You may think, once you created a website for your business, there isn’t much left to do except push traffic to your site and gather leads. But the truth is a website is never finished. There are always things you can do to improve and update your site. In fact, there are some details that, if left unattended, can even damage your website’s reputation on Google, causing you to miss out on quality leads and business.
We’ve compiled a list of seven common website issues that you need to fix immediately to make sure your website is working for you and not against you.
Think load time and page speed isn’t a ranking factor? Think again. A slow website can actually have a huge effect on your traffic and leads. Visitors to your site expect everything to load quickly and may leave your website. In fact, Google research shows that the chance of a bounce increases 32% when the page load time goes from 1 second to 3 seconds. While 2 seconds may not seem like much, it’s a huge difference to visitors who don’t want to wait.
Whether on your home page or your blog, outdated content is not only a turnoff to visitors—it can also have a negative effect on your SEO. Keeping your content fresh and updating regularly helps you better compete with other companies and keeps search engines crawling your site. The more up-to-date your content, the more Google and other search engines see your website as relevant and worthy of showing to their searchers.
You’ve probably visited a website before and clicked on a link that doesn’t go anywhere. It’s frustrating and may even cause you to leave the site and look elsewhere for what you need. But broken links also count against your site when it comes to SEO. Where working links prove the quality of your site to Google, broken links may drag you down in search results, meaning fewer people visit your website.
With more and more people using their phones and tablets to browse the internet and research businesses, it’s essential that your website is mobile-friendly. In addition to the desktop version of your site, Google will also crawl your mobile site to make sure everything functions from a mobile standpoint. That’s why it’s so important to have a mobile responsive design to give your users a better experience and help with search engine rankings.
Duplicate content is exactly what it sounds like: any content that is very similar or identical to other content on your website. While you may not repeat content on your site, you may still have an issue with duplicate content if you have both HTTP and HTTPS versions of your site or you don’t manage both the www and non-ww versions of your website.
A header tag is how search engines determine what a page is about. Header tags start with H1 and descend in order of importance, so H2, H3, H4, and so on. Your H1 tag should be the page title and should include relevant keywords and describe the topic of your page. Just be sure not to overstuff your header tags with keywords as that can have negative results on your rankings.

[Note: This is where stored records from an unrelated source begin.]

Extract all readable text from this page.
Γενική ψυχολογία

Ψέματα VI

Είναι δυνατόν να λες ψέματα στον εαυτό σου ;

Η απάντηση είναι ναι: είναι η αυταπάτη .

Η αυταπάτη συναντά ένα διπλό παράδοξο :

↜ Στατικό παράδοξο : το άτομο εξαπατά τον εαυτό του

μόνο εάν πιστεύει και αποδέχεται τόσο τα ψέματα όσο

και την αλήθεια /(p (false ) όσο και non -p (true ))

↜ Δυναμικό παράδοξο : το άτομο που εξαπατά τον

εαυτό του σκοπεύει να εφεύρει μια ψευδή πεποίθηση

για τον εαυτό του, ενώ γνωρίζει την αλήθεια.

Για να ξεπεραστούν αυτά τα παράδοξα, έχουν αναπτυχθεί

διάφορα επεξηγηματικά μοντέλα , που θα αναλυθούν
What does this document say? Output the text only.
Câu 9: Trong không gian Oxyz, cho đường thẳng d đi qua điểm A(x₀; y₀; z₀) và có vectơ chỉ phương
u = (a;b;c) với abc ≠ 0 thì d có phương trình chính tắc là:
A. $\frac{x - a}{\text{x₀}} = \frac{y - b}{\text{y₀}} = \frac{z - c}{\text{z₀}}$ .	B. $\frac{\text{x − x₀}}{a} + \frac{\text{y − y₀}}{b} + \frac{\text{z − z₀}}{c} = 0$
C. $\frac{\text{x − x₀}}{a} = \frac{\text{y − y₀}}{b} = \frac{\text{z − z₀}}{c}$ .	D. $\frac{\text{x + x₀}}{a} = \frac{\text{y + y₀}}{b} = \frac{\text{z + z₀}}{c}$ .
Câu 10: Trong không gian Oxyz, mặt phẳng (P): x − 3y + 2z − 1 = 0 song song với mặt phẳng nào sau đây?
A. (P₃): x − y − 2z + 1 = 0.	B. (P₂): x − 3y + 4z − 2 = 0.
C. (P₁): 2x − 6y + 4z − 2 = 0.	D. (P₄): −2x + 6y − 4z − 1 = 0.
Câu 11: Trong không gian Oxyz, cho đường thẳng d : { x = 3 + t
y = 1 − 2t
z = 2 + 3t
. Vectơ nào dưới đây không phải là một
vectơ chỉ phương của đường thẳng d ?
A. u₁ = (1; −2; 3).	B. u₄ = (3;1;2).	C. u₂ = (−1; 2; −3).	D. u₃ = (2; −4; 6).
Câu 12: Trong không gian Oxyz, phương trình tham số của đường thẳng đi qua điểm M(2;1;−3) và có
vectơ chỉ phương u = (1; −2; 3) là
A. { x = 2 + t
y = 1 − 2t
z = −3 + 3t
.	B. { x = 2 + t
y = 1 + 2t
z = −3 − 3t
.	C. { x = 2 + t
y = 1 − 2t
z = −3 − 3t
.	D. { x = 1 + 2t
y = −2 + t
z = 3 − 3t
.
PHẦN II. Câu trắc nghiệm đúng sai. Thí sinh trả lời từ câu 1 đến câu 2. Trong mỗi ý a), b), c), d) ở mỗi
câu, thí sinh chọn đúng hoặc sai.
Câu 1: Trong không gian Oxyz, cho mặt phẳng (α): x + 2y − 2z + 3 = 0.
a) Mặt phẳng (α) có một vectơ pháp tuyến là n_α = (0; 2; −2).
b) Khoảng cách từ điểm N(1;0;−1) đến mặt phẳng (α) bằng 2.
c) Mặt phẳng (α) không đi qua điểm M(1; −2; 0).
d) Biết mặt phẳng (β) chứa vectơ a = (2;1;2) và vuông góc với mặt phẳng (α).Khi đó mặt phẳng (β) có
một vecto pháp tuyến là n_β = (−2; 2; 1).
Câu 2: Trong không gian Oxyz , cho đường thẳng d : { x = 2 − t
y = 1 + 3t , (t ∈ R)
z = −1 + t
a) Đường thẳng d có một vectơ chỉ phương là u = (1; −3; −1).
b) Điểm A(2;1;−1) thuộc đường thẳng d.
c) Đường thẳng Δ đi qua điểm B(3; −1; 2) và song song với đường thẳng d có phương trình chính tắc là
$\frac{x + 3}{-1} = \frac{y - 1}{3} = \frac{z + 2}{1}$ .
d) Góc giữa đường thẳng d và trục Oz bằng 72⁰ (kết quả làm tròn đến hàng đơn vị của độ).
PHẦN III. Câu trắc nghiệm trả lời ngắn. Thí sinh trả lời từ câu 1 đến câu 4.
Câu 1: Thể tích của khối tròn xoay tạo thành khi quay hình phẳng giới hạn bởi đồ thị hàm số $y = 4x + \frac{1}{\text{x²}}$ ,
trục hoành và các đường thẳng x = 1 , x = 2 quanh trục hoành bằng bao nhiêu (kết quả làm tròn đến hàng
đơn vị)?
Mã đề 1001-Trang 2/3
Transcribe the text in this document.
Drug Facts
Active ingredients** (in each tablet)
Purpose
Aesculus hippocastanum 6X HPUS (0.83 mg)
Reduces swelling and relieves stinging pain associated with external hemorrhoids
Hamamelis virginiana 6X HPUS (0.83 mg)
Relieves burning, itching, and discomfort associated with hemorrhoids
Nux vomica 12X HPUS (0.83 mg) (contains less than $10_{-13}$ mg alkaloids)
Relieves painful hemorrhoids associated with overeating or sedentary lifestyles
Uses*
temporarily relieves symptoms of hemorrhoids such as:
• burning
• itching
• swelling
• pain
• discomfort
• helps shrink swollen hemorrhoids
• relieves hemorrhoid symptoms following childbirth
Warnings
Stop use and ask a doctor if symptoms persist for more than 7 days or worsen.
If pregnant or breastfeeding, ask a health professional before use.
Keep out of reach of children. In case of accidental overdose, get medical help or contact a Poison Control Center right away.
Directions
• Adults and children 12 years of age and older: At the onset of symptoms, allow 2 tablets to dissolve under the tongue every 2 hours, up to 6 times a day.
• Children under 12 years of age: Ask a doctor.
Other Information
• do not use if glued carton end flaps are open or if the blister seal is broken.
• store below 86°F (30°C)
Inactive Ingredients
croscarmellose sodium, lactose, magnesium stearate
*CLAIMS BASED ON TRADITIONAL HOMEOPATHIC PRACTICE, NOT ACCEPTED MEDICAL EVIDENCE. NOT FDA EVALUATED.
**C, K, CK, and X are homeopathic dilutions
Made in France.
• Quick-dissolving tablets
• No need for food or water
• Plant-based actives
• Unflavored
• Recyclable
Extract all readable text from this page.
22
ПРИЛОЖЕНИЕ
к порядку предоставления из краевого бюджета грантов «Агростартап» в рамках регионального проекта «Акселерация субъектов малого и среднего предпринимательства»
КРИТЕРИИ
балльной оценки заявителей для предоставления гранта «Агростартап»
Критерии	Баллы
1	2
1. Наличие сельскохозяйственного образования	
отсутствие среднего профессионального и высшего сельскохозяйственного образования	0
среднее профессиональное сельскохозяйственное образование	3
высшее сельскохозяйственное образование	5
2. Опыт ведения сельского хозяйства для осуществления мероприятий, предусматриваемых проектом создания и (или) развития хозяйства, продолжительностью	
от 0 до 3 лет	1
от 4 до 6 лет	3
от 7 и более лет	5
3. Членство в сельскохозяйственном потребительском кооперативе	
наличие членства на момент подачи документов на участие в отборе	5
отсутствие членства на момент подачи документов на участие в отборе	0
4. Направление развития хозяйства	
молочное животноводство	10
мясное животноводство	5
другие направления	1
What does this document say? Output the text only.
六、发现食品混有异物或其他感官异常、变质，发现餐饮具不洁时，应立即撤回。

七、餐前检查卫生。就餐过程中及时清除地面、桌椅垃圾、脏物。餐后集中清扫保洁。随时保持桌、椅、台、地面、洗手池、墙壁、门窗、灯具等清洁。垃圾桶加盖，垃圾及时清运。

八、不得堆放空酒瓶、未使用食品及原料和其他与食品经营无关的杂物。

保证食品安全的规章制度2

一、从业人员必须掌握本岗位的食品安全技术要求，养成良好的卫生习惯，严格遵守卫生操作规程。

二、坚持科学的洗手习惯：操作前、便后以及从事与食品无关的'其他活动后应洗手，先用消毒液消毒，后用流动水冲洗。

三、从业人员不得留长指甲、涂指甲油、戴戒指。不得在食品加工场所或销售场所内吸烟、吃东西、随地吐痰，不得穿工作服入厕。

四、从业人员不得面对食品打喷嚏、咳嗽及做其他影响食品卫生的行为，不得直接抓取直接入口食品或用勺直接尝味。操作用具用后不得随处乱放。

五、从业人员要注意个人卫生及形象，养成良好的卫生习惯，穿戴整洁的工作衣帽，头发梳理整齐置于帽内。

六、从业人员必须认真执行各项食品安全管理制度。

The images on your website should be high-quality and should be the right size for your page. They also should include relevant alt text that describes the images is for search engines. You can use ShortPixel to reduce the size of your images without sacrificing quality. If you need help optimizing your images, check out our Image Optimization services.
Errors You MUST Fix
- HTTP/HTTPS Versions: If the HTTP and HTTPS versions of your website are not set properly, search engines can index both. This can cause duplicate content issues that may negatively affect your website rankings.
- www/non-www Versions: Websites are usually available with and without “www” in the domain name. It’s important to manage both URLs to prevent search engines from indexing two versions of a website.
- Redirects 301 and 302: 301 redirects are permanent and are usually used to solve duplicate content issues or to redirect URLs that are no longer necessary. 302 redirects, however, are temporary. If you use 302s instead of 301s, search engines may continue to index the old URLs and disregard the new ones as duplicate content.
- 4xx and 5xx Error Codes: 4xx errors often point to a problem on a website. For example, if visitors click a broken link on a page, they may see a 4xx error. 5xx errors occur when the server has a problem or error. It’s important to monitor and fix both types of errors because they can have a negative impact on your rankings.
- Page Size: There’s a direct correlation between the size of the page and its loading speed, which is also one of the numerous ranking factors. The general rule of thumb is to keep your page size under 3MB.
Things That Will Help:
- XML Sitemap: An XML sitemap should contain all of the pages of your website that you want to be indexed and should be located on the website one directory structure away from the homepage. You should update the sitemap each time you add new pages to your website.
- Robots.txt: The robots.txt file is automatically crawled by robots when they arrive at your website. This file should contain commands for robots, such as which pages should or should not be indexed.
- Dynamic URLs: URLs that contain dynamic characters like “?” or “_” and parameters are not user-friendly because they are not descriptive and are harder to memorize. To increase your webpages’ chances to rank, it’s best to set up descriptive URLs that include keywords, not numbers or parameters.
These are just a few of the site errors and issues that can be revealed with a comprehensive SEO Audit. A complete audit of your website breaks down every technical and content issue that needs to be repaired in order to improve the performance of your website.
You can also find performance errors on your site through an SEO audit. Issues such as page speed and title length can negatively impact your website performance and cause users to leave without taking the action you want them to take.
With an SEO audit, you can review your keywords and content and see whether you are correctly using your desired keywords on your site. You can also take a look at what your competitors are up to and what content and marketing strategies are working best for them.